Veganistisch fastfood koken

Gepubliceerd: 31 augustus 2023  |  Door: Bert Huysmans  |  Onderox editie: 233

Er bestaan veel vooroordelen over veganistisch eten. Nog steeds. Eén van de hardnekkigste geruchten is dat vegan koken enorm veel tijd vraagt. Want in tijden van tweeverdieners, al pendelend tijd verliezen en overurenkloppers is het niet evident om ’s avonds nog een volledige gezonde maaltijd te verzien voor je gezin. Maar klopt dat wel? Kan je ook veganistisch eten maken dat snel klaar én lekker is. Wij namen de proef op de som.

In deze rubriek zoeken we naar de kleine dingen die we kunnen doen om onze wereld ietsje beter en duurzamer te maken. Want de wereld verbeteren, dat is makkelijk gezegd. Maar wat is haalbaar? En wat niet? Deze maand: vegan fastfood.

Ik hoef u niet te overtuigen om vlees en dierlijke producten voor altijd te bannen uit uw leven. Als u dat een goed idee vindt, prima. Doet u dat niet, even goede vrienden. Tenslotte ben ik zelf ook geen veganist, dus wie ben ik om over anderen te oordelen. Maar als er vooroordelen ontkracht, of bevestigd, moeten worden, dan ben ik wel van de partij. Bovendien is het zelf ook iets wat mij wel aanspreekt. Ik wil gerust enkele keren per week vegan of vegetarisch eten, maar tijd om uitgebreid te koken heb ik vaak niet.
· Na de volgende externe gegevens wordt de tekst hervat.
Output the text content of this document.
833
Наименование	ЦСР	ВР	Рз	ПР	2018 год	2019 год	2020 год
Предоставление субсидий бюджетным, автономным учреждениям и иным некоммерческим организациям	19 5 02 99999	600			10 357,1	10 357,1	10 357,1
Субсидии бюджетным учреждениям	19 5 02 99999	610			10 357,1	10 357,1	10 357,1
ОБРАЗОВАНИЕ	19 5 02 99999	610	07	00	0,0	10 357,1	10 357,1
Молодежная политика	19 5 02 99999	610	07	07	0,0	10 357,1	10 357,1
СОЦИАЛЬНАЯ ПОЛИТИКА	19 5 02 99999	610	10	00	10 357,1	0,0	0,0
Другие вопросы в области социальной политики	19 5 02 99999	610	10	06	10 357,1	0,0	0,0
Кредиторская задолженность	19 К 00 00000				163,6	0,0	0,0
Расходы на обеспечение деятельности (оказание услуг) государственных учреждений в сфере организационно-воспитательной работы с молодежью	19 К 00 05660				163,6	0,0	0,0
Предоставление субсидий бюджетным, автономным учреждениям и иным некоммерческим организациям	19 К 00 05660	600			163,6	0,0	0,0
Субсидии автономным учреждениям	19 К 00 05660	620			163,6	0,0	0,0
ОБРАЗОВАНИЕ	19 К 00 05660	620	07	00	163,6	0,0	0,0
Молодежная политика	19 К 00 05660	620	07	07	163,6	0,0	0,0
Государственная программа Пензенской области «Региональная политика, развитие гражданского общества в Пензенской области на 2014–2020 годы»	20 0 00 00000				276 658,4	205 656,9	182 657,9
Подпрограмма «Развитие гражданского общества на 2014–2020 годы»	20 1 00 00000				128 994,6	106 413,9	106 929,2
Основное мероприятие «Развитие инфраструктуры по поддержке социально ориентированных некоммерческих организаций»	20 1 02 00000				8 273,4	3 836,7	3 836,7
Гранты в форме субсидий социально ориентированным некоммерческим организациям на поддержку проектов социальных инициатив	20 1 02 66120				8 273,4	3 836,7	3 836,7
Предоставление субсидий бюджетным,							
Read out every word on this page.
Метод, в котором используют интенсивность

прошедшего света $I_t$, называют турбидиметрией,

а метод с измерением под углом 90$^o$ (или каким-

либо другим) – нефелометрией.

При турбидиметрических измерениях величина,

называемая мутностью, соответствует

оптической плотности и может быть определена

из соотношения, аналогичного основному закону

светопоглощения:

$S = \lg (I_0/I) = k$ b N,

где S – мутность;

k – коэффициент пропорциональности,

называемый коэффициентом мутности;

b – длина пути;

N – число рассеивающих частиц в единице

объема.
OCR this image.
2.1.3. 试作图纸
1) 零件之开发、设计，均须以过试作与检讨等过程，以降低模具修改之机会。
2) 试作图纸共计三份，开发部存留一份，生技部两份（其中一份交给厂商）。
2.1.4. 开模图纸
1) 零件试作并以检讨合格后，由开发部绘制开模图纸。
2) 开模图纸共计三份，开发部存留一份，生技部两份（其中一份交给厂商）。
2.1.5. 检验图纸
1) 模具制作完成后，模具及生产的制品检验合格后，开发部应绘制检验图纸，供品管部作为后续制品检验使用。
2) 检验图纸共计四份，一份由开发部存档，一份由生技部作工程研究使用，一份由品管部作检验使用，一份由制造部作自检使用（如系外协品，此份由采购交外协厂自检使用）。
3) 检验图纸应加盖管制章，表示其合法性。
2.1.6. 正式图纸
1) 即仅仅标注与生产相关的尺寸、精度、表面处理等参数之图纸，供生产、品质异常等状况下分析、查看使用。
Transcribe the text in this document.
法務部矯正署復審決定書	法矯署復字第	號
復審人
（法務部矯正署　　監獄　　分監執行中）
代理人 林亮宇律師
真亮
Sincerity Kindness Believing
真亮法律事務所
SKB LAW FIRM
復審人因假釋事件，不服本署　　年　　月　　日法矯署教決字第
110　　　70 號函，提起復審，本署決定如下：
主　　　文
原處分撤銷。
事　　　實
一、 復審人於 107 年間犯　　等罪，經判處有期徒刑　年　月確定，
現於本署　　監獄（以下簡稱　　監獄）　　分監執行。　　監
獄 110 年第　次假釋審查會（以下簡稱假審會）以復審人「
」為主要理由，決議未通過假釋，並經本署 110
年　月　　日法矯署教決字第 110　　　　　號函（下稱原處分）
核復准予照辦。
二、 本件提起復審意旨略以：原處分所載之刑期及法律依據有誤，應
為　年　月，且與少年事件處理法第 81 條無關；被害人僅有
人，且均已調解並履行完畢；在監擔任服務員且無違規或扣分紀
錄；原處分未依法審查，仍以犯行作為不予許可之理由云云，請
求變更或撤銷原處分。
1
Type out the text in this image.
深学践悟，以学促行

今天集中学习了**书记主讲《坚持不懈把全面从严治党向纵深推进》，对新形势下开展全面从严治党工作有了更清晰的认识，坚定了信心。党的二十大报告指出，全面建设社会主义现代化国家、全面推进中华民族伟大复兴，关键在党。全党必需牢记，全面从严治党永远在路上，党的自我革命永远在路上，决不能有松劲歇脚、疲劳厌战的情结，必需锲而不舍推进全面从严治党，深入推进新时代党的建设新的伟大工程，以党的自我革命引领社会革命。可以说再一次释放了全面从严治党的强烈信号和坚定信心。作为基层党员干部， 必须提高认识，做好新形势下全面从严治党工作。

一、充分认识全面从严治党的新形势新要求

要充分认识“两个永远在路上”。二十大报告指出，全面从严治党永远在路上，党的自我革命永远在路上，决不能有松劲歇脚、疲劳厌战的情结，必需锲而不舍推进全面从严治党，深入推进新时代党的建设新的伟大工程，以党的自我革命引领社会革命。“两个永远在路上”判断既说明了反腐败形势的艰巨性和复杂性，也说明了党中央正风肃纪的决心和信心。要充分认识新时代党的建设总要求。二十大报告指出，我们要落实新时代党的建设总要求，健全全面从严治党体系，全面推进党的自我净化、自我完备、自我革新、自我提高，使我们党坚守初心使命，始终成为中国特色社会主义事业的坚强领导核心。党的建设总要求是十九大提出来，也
Ik koppel het nuttige dus aan het aangename en steek mijn licht op bij Joris en Babs van De Goedzak en Roos Met Witte Stippen in Geel, mijn trouwe adjudanten in het duurzaamheidsonderzoek dat deze rubriek graag wil zijn. “Vegan fastfood, dat bestaat zeker en vast”, vertelt Joris mij meteen. “Ik denk bijvoorbeeld aan een stoofpotje. Lekker en snel klaar. Vaak willen mensen te drastisch te werk gaan en alles wijzigen zodat ze niet weten waar eerst te beginnen. Als je je vlees en je saus vervangt dan ben je al snel vegan aan het eten. Rijst, aardappelen en groenten kan je gewoon behouden.” “Ik probeer zelf zoveel mogelijk vegan te eten en ik kook veel sneller dan mijn man, die overtuigd carnivoor is”, vult Babs aan. Tijd om de proef op de som te nemen. De opdracht die ik deze keer meekrijg: drie keer veganistisch koken zonder daar al te veel tijd mee te verliezen. Om te kunnen vergelijken, zal ik telkens chronometreren hoe lang ik erover doe.

KANT-EN-KLARE CHILI
Ik start met het eenvoudigste: een kant-en-klaar gerecht. In dit geval: chili sin carne. Het vlees is vervangen door een ‘pieko-worst’, een combinatie van witte bonen, rode biet, ui en bouillon. Vooraf hadden Babs en Joris me gezegd dat er steeds meer kant-en-klare veganistische gerechten op de markt komen. En sneller dan kant-en-klaar kan je onmogelijk koken, toch? Ik zet de chili even in de microgolfoven en maak intussen een wrap klaar (ik ga proberen niet te veel woordspelingen te maken). Ik roer de chili snel door en voeg een paar blaadjes basilicum uit de tuin toe terwijl ik met een lepel de chili op de wrap doe. Ik vouw ‘m samen en klok af. Net geen zes minuten. Wrapper gaat niet lukken (sorry). De smaak is prima, er lijkt zelfs echt gehakt in te zitten, voor zover dat nodig zou zijn, maar het kan vast sommige mensen overtuigen. De chili is zeer lekker, en lichtjes pikant, waar ik wel fan van ben.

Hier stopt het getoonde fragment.